You missed out 'dim'







simon


----------



## Illum (Jul 27, 2006)

simonsays said:


> You missed out 'dim'
> 
> 
> 
> ...



lol....

dunno about that, my parents use the soltaire to check pupil response in their office....anything brighter than the solitaire can be devestating...point blank...click, OW MY EYES!


----------



## ABTOMAT (Jul 27, 2006)

Simple Man said:


> Here is the AAA Brinkman i've had forever.....I'm guessing it is the post lawsuit model.

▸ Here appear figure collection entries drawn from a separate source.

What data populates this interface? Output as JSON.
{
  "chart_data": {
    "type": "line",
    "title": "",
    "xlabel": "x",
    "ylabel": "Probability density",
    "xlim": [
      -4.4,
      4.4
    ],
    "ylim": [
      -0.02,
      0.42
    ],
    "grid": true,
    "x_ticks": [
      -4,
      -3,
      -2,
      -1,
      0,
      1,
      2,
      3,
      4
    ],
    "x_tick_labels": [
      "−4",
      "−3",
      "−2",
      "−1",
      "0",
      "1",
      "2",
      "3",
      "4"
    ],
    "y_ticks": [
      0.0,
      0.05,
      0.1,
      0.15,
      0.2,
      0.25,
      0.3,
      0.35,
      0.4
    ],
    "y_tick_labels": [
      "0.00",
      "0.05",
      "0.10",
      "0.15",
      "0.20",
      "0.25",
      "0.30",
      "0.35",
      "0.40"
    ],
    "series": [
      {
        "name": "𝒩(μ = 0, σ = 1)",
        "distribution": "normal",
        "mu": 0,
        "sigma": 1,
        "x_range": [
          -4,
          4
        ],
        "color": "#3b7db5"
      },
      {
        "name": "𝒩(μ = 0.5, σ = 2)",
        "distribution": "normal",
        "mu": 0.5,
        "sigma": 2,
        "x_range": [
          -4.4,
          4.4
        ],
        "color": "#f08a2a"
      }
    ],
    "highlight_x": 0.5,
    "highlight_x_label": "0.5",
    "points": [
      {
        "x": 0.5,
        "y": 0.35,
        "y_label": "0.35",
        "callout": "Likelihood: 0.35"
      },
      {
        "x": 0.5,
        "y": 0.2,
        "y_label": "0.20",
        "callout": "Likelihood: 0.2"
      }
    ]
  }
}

That's pre-lawsuit. Circumfrential lettering was one of the issues. The later ones have straight-sized bezels with no markings.


----------



## cHeApOmOdDeR (Jun 8, 2007)

Yeah man that cant be a solitaire cause the soli has a head and body about the same size


----------



## carbine15 (Jun 8, 2007)

cHeApOmOdDeR said:


> Yeah man that cant be a solitaire cause the soli has a head and body about the same size



You gotta be careful with these old posts... They are valuable antiques and not for you to poop on. Seriously, why'd you dig up this old thing?


----------



## cHeApOmOdDeR (Jun 8, 2007)

sorry


----------



## LukeA (Jun 9, 2007)

Give him a break. You were new here once.


----------



## carbine15 (Jun 9, 2007)

His horse was pooping on it.


----------